We compared the ECHO-AF scores with the previously established HAVOC and ACTEL scores. ROC curves of these scores showed comparably small AUC values compared to the ECHO-AF scores. This discrepancy can be probably attributed to differences in patient collectives that were taken into account—the HAVOC and ACTEL scores were developed using clinical data of patients after stroke or TIA. In these patients, the prevalence of AF was substantially higher compared to our study population. As in case of the HAVOC and ACTEL scores, the C2HEST score represents an easy applicable tool for predicting AF by summing up integer numbers associated with the risk factors coronary artery disease, COPD, hypertension, age above 75 years, systolic heart failure and hyperthyroidism [26]. An internal validation of the score showed an AUC value of 0.75, whereas the external application showed an AUC value of 0.65, which is modest as compared to the ECHO-AF scores evaluated in this study. In general, scores calculated from summing up integer numbers associated with clinical features can be easily calculated but are less precise than scores represented by more complex equations, as in case of the ECHO-AF scores.

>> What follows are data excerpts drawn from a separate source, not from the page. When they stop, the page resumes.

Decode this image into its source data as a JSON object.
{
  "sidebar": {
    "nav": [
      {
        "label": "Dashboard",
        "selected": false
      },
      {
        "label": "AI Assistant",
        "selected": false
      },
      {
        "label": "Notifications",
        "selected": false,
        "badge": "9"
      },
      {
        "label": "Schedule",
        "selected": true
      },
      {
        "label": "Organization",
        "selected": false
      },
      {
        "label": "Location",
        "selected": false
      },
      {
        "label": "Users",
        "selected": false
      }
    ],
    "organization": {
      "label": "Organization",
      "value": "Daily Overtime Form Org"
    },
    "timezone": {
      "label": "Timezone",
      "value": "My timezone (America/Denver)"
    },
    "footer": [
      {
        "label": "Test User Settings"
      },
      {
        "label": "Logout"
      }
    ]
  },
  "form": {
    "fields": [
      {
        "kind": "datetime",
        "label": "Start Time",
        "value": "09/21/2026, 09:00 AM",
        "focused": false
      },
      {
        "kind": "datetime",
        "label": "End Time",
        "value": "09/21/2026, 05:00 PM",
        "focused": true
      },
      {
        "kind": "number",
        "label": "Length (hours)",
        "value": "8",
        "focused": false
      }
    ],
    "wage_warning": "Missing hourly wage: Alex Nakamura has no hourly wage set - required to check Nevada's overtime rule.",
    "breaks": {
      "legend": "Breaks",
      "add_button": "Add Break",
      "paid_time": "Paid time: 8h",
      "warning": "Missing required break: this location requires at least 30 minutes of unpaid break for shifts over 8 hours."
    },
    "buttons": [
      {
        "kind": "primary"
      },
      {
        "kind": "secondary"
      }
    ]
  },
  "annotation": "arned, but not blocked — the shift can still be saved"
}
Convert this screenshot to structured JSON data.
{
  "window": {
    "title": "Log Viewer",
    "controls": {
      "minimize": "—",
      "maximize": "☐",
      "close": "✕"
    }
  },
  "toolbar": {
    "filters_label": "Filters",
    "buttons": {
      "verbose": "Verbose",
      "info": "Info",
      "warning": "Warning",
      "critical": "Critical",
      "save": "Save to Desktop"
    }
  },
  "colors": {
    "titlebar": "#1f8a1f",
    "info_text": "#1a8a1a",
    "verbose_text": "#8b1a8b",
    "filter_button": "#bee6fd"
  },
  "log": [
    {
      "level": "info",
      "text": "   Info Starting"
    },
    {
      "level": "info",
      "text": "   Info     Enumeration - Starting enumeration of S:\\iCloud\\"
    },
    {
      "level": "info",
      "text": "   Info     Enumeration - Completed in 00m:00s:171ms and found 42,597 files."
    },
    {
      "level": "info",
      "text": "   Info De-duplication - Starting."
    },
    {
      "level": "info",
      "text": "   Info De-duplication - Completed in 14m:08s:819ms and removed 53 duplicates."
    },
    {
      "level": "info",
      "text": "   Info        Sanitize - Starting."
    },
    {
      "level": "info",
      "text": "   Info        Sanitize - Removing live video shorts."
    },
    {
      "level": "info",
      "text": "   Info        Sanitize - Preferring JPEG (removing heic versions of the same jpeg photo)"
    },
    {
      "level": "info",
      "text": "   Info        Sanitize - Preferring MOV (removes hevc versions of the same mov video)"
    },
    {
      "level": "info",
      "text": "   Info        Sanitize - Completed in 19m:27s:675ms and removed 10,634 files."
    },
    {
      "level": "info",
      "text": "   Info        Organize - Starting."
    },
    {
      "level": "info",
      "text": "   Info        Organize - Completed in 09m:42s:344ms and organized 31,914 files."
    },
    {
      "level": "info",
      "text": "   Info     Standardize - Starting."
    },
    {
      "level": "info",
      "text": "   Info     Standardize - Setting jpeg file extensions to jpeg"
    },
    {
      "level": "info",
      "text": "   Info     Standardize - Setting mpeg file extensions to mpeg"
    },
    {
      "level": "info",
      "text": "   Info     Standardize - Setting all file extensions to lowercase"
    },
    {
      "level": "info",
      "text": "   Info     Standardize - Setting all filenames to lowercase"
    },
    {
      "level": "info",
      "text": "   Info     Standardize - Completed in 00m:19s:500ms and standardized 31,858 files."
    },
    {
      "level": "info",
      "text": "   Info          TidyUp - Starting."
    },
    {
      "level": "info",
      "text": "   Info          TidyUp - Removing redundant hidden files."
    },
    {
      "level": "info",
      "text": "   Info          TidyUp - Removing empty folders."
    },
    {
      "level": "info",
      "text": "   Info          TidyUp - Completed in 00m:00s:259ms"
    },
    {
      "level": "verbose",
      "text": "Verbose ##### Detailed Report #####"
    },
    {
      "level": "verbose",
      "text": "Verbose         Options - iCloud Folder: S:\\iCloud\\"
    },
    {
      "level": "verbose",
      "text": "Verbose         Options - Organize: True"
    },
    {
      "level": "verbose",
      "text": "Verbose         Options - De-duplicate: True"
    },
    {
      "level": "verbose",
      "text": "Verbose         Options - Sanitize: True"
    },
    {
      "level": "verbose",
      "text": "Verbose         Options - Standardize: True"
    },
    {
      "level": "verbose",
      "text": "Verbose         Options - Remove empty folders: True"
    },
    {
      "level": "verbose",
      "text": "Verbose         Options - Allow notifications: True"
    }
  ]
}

In contrast to the Apple Heart Study and the Huawei Heart Study, this screening trial was performed in a more selective patient cohort with higher pAF prevalence [4, 5]. In this context, it should be noted that the detection of an irregular rhythm by the algorithm used in a smart watch is not equivalent to the detection of AF, which has consequences for the false-positive detection rate of smart watches. It is important to note that rare arrhythmia episodes detected by a smart watch do not imply the same stroke risk as clinically diagnosed AF.

Other scores were developed to predict the 5-year or 10-year risk for developing pAF that require parameters measured by cardiac computed tomography or specialized laboratory tests (NT-proBNP, troponin T) [10, 12]. In contrast to these diagnostic procedures, echocardiography is routinely performed in many cardiological patients. Applying the developed pAF prediction scores in this patient population further increases the clinical value of echocardiographic parameters. Analysing cumulative fractions of AF diagnoses depending on the ECG monitoring duration indicated that an extended ECG monitoring for more than 1 week is required to reliably test for presence of pAF in accordance with previous long-term ECG monitoring studies [27, 28].

This study has limitations that have to be acknowledged. First, carrying durations strongly varied between subjects. Therefore, several cases of pAF might have been unrecognized. Our scores were evaluated in patients of different age groups, with different health profiles, and in hospital patients as well as in outpatient setting, which supports its general applicability. More selected subgroup analyses could improve the performance of the prediction tool. For example, subanalyses could be conducted to compare between hospital patients and outpatients, patients without or after thromboembolic events, or without and after heart surgical interventions. Additional parameters that were not included in the 47 parameters used to develop the pAF prediction scores, such as biomarkers (BNP, FGF-23, GDF-15), could further increase predictive performance [17, 23]. Validation of our developed pAF prediction scores in a larger study population would further reduce uncertainties of the parameters describing the predictive performance. An independent external prospective validation will be important for testing the general applicability of the ECHO-AF scores.

Conclusion

The novel risk prediction scores adequately predicted pAF based on variables readily available during routine cardiac check-up and echocardiography. Thereby, the value of clinical parameters that are often known in cardiological patients can be increased and the early detection of pAF can be improved. Screening for pAF in patients undergoing echocardiography is reasonable because of a comparably high prevalence of pAF in this patient group. To simplify application of the scores, an online calculator is provided [20]. Collectively, the developed model scores represent a simple, highly sensitive and non-invasive tool for detecting pAF that can be easily implemented in clinical practice and might serve as a screening test to initiate further diagnostic investigations for documenting the presence of pAF.